Techniques to facilitate vaporization in transient electronics often include water, high temperature and a power source. But in the case of the Cornell engineers, they have found another way.
They have created a transient architecture which uses a silicon-dioxide microchip attached to a polycarbonate shell. Inside the shell which is not visible are microscopic cavities filled with rubidium and sodium biflouride, which are chemical able to thermally react and decompose the microchip.
But it doesn’t need fire to be dissolved. All it takes for the thermal reaction to be performed is to expose the graphene-on-nitride valves, which keep the chemical sealed in the cavities, with radio waves.
Soon, we will be able to have smartphones that self-destruct. Transient electronics is the future! Photo by Getty
“The encapsulated rubidium then oxidizes vigorously, releasing heat to vaporize the polycarbonate shell and decompose the sodium bifluoride. The latter controllably releases hydrofluoric acid to etch away the electronics,” said Ved Gund, led the research as a graduate student in the Cornell SonicMEMS Lab.
Amit Lal, professor of electrical and computer engineering, believes that with the novel method, it offers several advantages over existing transient electronics design.

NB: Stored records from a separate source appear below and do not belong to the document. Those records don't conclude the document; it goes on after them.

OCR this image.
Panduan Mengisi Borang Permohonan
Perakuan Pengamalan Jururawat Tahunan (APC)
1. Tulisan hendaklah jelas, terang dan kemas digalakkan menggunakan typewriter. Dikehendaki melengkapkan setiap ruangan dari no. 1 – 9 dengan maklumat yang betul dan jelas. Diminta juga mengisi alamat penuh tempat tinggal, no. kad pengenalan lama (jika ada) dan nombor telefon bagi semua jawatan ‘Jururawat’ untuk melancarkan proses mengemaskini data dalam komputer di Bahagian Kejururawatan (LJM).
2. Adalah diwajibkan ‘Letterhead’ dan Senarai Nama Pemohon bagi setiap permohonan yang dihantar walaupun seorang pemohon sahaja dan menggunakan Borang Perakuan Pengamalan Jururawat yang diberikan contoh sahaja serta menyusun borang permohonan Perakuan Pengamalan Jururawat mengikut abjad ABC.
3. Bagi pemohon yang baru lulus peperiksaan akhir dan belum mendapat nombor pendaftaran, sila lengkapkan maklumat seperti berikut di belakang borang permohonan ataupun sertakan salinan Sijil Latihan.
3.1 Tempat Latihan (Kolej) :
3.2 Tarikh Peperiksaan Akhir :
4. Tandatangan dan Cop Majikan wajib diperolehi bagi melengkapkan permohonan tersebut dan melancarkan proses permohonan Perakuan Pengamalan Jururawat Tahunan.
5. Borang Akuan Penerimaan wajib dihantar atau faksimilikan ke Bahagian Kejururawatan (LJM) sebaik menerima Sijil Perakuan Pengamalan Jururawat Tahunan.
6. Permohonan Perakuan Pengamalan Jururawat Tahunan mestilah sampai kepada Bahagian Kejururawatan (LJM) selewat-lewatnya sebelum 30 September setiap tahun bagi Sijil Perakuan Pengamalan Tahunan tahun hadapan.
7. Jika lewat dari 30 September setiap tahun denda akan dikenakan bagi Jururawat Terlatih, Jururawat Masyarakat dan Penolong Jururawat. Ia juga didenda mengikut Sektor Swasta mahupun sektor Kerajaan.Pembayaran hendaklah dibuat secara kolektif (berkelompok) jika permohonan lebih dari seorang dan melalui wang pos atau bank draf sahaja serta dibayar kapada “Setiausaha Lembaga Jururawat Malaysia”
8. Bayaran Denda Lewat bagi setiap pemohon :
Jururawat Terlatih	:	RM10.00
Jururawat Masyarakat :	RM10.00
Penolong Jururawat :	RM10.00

“The stackable architecture lets us make small, vaporizable, LEGO-like blocks to make arbitrarily large vanishing electronics,” said Lal, which means to say that their transient technology is much easier to be scaled.
Application of transient technology often revolves around data protection. Those who want their devices to dissolve including the data therein can opt for this kind of electronics in the future once commercially available.
But the engineers envision more. It could have its environmental applications, like integrating it into wireless sensor nodes for monitoring.
Gund said, “For example, vaporizable sensors can be deployed with the internet of things platform for monitoring crops or collecting data on nutrients and moisture, and then made to vanish once they accomplish these tasks.”